Les débuts de la contestation

Une action syndicale ancrée dans la société

Le 6 juillet 1948 est créée au Japon la Zengakuren, la Fédération japonaise des associations d’autogestion étudiantes qui rassemble alors des étudiants de plus de 145 universités. Elle est rapidement noyautée par le Parti Communiste japonais et intègre dès septembre 1949 l’Union internationale des étudiants. D’inspiration clairement communiste, elle stipule dès son origine dans son manifeste sa volonté de « rendre possible les revendications de tous les étudiants, dans une voie démocratique », mais également de lutter contre la guerre de Corée et la révision du Traité de sécurité entre les Etats-Unis et le Japon, signé lors de l’armistice entre les deux pays.
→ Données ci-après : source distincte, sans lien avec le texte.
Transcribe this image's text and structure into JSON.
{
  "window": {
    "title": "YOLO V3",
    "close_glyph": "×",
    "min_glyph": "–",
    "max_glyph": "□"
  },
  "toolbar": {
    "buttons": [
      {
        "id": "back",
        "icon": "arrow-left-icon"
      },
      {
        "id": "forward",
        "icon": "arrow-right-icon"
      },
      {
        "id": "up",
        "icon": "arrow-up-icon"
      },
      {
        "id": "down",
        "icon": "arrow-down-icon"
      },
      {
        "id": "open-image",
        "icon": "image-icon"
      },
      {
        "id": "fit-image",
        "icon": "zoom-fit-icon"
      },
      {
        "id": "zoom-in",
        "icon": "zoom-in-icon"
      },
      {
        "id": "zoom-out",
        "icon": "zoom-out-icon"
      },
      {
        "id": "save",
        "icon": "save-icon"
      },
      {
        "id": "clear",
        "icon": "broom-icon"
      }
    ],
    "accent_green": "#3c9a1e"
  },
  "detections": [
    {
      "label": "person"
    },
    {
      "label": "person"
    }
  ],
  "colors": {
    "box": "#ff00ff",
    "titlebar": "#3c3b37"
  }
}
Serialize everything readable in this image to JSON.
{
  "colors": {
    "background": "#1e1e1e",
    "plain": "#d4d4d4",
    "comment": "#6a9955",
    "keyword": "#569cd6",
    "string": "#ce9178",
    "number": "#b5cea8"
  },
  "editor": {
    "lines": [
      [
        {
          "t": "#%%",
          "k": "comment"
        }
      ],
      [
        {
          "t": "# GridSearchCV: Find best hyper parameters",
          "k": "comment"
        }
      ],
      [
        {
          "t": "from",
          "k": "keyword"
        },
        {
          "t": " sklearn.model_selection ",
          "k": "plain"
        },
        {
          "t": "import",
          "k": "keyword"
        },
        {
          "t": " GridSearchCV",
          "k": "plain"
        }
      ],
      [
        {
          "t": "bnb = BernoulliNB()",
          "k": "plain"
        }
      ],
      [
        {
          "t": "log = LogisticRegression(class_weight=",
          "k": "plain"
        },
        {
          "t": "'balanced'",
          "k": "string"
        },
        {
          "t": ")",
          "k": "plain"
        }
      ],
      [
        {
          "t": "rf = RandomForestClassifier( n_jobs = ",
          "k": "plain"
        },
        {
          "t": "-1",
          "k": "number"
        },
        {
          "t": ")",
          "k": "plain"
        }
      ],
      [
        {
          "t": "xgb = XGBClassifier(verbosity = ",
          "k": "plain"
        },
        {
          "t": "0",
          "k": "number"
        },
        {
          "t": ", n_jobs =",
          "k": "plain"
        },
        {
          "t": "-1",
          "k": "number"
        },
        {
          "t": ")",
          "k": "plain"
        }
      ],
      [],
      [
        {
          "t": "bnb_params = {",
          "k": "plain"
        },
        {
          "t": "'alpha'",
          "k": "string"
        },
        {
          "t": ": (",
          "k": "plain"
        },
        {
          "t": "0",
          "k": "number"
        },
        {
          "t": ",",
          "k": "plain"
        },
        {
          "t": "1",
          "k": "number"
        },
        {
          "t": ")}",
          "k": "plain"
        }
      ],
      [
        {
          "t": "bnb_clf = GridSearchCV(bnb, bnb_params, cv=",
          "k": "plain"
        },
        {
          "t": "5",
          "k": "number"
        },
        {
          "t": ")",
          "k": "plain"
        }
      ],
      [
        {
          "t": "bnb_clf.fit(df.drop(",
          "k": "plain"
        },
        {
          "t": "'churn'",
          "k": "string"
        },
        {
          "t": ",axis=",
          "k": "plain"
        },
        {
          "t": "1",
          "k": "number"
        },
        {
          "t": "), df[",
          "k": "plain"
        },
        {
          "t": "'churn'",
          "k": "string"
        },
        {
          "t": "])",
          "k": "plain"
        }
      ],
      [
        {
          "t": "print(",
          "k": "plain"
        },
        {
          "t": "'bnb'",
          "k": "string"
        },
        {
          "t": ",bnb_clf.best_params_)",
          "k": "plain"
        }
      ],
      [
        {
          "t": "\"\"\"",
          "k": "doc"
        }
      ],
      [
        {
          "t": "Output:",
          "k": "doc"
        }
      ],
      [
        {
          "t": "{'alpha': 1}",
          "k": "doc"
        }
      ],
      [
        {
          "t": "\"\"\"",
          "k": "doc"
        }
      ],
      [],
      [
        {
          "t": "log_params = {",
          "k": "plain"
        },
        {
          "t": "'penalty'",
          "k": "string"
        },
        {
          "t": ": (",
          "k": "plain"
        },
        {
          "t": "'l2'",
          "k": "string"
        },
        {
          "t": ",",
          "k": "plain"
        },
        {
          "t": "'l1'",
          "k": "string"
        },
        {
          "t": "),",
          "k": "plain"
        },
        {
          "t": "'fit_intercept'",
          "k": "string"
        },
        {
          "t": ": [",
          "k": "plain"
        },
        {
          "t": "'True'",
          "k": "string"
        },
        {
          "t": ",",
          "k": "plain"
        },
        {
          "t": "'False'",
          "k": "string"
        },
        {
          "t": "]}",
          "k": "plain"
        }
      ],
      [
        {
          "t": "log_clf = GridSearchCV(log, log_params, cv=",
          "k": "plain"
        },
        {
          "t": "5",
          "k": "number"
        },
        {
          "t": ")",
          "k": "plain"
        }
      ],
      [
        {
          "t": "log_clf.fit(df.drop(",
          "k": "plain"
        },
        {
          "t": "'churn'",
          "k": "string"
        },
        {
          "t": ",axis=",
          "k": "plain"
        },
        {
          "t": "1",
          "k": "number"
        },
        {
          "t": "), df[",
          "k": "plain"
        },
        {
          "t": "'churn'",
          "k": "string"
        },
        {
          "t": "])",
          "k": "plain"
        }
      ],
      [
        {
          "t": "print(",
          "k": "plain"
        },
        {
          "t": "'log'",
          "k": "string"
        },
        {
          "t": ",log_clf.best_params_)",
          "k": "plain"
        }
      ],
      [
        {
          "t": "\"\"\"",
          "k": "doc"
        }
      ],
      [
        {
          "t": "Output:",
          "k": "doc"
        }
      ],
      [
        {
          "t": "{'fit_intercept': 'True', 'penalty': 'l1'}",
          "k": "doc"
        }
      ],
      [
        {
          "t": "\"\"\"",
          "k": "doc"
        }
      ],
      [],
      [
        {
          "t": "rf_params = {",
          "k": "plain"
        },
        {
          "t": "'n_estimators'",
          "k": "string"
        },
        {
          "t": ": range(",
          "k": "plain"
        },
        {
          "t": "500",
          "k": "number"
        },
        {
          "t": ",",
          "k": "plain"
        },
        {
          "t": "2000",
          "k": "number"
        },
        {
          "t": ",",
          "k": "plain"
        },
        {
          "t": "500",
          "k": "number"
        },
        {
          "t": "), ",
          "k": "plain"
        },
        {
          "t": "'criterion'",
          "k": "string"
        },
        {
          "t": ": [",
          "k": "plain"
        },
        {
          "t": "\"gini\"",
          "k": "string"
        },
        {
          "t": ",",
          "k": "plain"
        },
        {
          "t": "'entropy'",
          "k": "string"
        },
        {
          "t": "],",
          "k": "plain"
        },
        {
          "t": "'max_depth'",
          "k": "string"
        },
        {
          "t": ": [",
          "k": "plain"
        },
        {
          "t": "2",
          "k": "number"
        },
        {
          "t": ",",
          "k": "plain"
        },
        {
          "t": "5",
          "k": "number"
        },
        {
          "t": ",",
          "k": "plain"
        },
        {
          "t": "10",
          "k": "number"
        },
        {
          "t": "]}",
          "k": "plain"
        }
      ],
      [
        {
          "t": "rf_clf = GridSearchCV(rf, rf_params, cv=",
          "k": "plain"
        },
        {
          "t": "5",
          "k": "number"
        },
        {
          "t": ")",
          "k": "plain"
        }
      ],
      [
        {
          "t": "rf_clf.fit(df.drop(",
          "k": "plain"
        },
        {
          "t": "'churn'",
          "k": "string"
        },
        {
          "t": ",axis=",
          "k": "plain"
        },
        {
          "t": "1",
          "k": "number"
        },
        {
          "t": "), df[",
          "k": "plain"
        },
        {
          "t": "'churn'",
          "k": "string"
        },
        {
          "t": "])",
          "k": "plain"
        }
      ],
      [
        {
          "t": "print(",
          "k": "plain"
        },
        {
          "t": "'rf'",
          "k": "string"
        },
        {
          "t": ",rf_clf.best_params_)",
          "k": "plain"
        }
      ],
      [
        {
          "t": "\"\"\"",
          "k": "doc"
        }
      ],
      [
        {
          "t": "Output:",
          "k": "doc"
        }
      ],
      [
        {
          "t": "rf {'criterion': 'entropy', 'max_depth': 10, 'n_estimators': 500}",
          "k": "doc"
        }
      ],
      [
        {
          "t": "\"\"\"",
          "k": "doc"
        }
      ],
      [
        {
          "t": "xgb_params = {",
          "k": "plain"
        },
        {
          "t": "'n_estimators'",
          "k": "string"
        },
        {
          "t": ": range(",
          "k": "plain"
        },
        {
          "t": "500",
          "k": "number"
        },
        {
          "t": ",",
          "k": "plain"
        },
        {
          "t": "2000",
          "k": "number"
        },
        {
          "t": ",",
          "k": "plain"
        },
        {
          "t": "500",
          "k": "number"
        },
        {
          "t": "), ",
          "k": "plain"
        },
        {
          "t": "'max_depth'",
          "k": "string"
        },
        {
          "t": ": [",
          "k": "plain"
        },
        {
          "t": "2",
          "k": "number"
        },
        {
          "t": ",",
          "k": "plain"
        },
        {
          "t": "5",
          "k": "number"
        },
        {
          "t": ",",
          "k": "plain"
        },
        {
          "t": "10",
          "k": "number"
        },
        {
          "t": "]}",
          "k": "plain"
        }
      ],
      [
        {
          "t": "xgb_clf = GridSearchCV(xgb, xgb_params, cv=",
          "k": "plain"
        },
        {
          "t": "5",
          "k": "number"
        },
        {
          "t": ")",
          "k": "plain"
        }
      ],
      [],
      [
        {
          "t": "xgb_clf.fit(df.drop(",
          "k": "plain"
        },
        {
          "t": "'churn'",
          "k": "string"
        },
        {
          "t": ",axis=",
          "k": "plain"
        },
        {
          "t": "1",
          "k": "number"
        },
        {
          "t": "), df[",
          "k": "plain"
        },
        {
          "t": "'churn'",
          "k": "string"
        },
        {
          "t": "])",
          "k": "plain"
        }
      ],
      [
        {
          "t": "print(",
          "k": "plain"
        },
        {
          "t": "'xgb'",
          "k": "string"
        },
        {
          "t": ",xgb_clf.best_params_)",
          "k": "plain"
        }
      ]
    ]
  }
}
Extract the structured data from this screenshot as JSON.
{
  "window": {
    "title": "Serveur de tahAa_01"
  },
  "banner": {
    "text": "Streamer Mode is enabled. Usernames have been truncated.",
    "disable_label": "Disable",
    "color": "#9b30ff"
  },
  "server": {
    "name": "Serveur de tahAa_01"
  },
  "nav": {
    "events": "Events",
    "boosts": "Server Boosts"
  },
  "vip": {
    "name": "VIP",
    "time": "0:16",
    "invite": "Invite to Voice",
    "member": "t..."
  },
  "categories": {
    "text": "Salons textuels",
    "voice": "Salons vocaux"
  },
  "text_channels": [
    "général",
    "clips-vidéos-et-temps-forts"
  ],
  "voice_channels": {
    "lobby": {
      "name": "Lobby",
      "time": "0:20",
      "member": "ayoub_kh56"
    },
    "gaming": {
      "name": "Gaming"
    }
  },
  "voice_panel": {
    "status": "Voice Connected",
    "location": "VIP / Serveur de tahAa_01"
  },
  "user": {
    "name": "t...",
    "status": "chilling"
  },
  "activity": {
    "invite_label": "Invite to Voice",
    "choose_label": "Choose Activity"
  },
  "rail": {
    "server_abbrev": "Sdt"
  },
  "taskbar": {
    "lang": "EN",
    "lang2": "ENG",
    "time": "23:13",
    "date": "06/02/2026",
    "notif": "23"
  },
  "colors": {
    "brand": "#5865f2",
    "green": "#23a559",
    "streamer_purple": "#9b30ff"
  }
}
Ses activistes sont casqués, brandissent lors des manifestations des piques en bambou et opèrent au son du sifflet.

zengakuren mai 68

Des Zengakuren en manifestation

Au cours des années 50, la ligue organise des marches et manifestations afin de défendre ses idées, mais prend davantage d’ampleur en octobre 1958, en s’opposant à la réforme de la police proposée par Nobusuke KISHI, et qui rendrait aux forces de l’ordre ses pouvoirs d’avant-guerre. Un large front d’opposition composé de syndicats et de représentants de la société civile se forme alors, à la tête duquel se trouve la Zengakuren, et qui conduit finalement le gouvernement KISHI à renoncer à son projet. Malgré l’échec du mouvement d’ampleur de 1960 contre la ratification sans renégociation du traité de sécurité nippo-américain, les étudiants montrent donc qu’ils sont une force avec laquelle il est désormais plus que jamais nécessaire de compter, et qui possède une capacité d’agitation très élevée.

L’essor des mouvements universitaires

Ce sont des problématiques plus proches de la vie étudiante qui sont par la suite à l’origine des premiers remous des années 60 : en 1965, les étudiants de l’université privée de Keio s’élèvent ainsi contre l’augmentation à venir de leurs frais d’inscription. Malgré leur défaite, il est toutefois intéressant de noter que ces étudiants étaient généralement perçus comme conservateurs et peu politisés : leur réaction est donc poussée par une envie de démocratie face à la décision prise unilatéralement par leur université. En 1966, les étudiants de l’université privée de Waseda se barricadent également, pour les mêmes raisons. 

La présence d’étudiants politisés et d’activistes au sein de mobilisation contribue à faire du conflit de Waseda l’un des plus longs : 150 jours de grève et de nombreuses batailles rangées avec la police anti-émeute viennent l’émailler, sans pour autant parvenir à un résultat probant.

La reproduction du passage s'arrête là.